Whether the subject engine parts qualify for duty-free entry under General Note 3(c)(iv), HTSUS.

LAW AND ANALYSIS:

Initially, we note that this protest was timely filed pursuant to 19 U.S.C. 1514(c)(2)(A). The date of liquidation was April 10, 1992, and this protest was filed on June 18, 1992. We also note that the liquidation of an entry is a protestable matter pursuant to 19 U.S.C. 1514(a)(5).

General Note 3(c)(iv) provided:

Articles Eligible for Duty-Free Treatment Pursuant to the Agreement on Trade in Civil Aircraft.

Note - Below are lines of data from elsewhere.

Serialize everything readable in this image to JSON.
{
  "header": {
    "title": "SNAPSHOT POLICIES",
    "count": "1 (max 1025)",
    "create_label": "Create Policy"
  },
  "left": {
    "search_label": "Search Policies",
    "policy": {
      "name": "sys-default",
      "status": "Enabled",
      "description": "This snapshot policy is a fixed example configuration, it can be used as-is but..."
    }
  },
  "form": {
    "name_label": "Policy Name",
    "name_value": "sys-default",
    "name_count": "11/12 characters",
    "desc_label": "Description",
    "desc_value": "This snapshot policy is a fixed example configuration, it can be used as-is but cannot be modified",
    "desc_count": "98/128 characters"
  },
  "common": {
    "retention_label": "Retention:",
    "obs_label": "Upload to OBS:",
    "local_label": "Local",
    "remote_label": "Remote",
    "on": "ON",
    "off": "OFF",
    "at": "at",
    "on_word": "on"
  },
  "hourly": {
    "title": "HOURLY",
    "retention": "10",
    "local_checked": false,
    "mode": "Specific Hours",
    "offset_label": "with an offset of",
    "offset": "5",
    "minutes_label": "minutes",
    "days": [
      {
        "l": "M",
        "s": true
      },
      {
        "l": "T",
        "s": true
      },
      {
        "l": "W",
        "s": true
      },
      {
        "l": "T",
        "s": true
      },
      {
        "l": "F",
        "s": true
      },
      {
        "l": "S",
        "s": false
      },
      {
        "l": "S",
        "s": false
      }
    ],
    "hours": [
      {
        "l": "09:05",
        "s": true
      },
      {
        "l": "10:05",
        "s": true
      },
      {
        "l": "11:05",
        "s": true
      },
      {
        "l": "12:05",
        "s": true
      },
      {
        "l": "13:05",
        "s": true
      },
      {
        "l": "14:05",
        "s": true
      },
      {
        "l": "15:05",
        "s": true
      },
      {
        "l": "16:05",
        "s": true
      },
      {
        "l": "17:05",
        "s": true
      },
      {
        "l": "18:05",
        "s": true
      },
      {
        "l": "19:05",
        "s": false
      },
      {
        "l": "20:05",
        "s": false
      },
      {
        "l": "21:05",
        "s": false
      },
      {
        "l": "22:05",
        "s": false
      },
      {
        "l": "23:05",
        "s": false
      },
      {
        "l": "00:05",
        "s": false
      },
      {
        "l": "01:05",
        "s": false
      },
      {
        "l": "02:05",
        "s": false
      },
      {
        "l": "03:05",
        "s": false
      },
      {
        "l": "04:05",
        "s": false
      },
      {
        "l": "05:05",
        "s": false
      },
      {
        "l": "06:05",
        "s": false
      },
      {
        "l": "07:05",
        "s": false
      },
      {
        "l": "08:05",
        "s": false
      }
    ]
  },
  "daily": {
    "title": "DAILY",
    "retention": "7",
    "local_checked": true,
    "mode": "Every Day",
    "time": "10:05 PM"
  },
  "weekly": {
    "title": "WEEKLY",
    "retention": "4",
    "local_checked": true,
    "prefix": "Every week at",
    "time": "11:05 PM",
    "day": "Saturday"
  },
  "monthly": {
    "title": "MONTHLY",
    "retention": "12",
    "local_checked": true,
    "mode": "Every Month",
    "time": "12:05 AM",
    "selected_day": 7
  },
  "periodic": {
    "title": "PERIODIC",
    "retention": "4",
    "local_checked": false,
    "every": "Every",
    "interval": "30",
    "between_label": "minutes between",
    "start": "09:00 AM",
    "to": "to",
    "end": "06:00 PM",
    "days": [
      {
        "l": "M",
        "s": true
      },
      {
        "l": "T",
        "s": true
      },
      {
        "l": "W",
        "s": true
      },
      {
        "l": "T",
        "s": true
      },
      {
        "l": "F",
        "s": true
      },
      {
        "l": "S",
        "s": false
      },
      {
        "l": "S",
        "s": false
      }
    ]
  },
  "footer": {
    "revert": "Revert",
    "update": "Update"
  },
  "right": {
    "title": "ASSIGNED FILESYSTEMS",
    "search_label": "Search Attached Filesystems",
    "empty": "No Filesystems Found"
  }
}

Whenever a product is entered u nder a provision for which the rate of duty "Free ( C)" appears in the "Special" subcolumn, the importer shall file a written statement, accompanied by such supporting documentation as the Secretary of the Treasury may require, with the appropriate customs officer stating that the imported article has been imported for use in civil aircraft, that it will be so used and that the article has been approved for such use by the Administrator of the Federal Aviation Authority (FAA) or by the airworthiness authority in the country of exportation, if such approval is recognized by the FAA as an acceptable substitute for FAA certification, or that an application for approval for such use has been submitted to, and accepted by, the Administrator of the FAA. For purposes of the tariff schedule, the term "civil aircraft" means all aircraft other than aircraft purchased for use by the Department of Defense or the United States Coast Guard.

We note that this note was subsequently changed to General Note 6, HTSUS.

The specific issue in this protest is whether the subject engine parts used for testing and development purposes are imported for use in civil aircraft and that they are so used within the meaning of the above note.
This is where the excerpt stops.